Maud est loin d’être la seule à passer ses vacances d’été à deux roues. Mathieu Mouillet, « globe-trotter lent » depuis plus de quinze ans*, fait remarquer qu' « il existe un engouement pour le vélo et les mobilités douces qui fait plaisir à voir. Les itinéraires à vélo rivalisent pour booster leur visibilité sur les réseaux sociaux. Les groupes dédiés aux voyages à vélo explosent », poursuit-il. Cependant, il a constaté un autre phénomène, aux antipodes des valeurs prônées par le slow tourisme : « je vois des voyagistes qui envoient des newsletters "retour à la case départ" et proposent des séjours courts à l’autre bout de la planète, après nous avoir parlé d’écologie pendant un an… » Car, les envies impulsives de voyages dépaysants façon bulle d’oxygène, pour couper rapidement et efficacement avec le quotidien, ont bel et bien fait partie des conséquences, elles aussi, de la crise sanitaire.

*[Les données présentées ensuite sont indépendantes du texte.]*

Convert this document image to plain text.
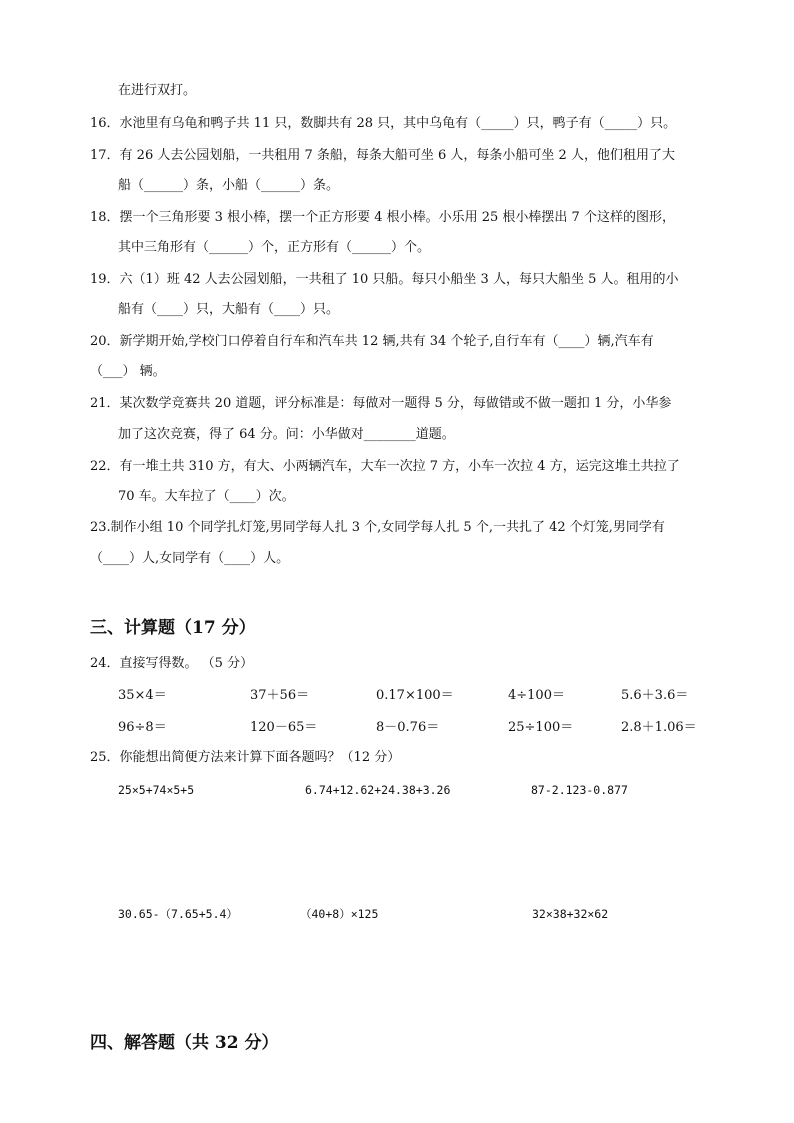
在进行双打。
16．水池里有乌龟和鸭子共 11 只，数脚共有 28 只，其中乌龟有（_____）只，鸭子有（_____）只。
17．有 26 人去公园划船，一共租用 7 条船，每条大船可坐 6 人，每条小船可坐 2 人，他们租用了大
船（______）条，小船（______）条。
18．摆一个三角形要 3 根小棒，摆一个正方形要 4 根小棒。小乐用 25 根小棒摆出 7 个这样的图形，
其中三角形有（______）个，正方形有（______）个。
19．六（1）班 42 人去公园划船，一共租了 10 只船。每只小船坐 3 人，每只大船坐 5 人。租用的小
船有（____）只，大船有（____）只。
20．新学期开始,学校门口停着自行车和汽车共 12 辆,共有 34 个轮子,自行车有（____）辆,汽车有
（___） 辆。
21．某次数学竞赛共 20 道题，评分标准是：每做对一题得 5 分，每做错或不做一题扣 1 分，小华参
加了这次竞赛，得了 64 分。问：小华做对________道题。
22．有一堆土共 310 方，有大、小两辆汽车，大车一次拉 7 方，小车一次拉 4 方，运完这堆土共拉了
70 车。大车拉了（____）次。
23.制作小组 10 个同学扎灯笼,男同学每人扎 3 个,女同学每人扎 5 个,一共扎了 42 个灯笼,男同学有
（____）人,女同学有（____）人。
三、计算题（17 分）
24．直接写得数。 （5 分）
35×4＝	37＋56＝	0.17×100＝	4÷100＝	5.6＋3.6＝
96÷8＝	120－65＝	8－0.76＝	25÷100＝	2.8＋1.06＝
25．你能想出简便方法来计算下面各题吗？（12 分）
25×5+74×5+5	6.74+12.62+24.38+3.26	87-2.123-0.877
30.65-（7.65+5.4）	（40+8）×125	32×38+32×62
四、解答题（共 32 分）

De son côté, Mathieu a tout simplement arrêté de voyager avec le Covid. Un temps qu’il a mis à profit pour écrire le récit de son tour du monde à vélo réalisé vingt ans plus tôt. En attendant sa parution, son premier livre, « La diagonale du vide, un voyage exotique en France », dans lequel il raconte son « road-trip à 4km/ heure » dans la France rurale, sera une excellente lecture de (slow) vacances pour cet été.

 

* Ses carnets de voyage et ses réflexions sur le slow tourisme sont à retrouver sur son blog.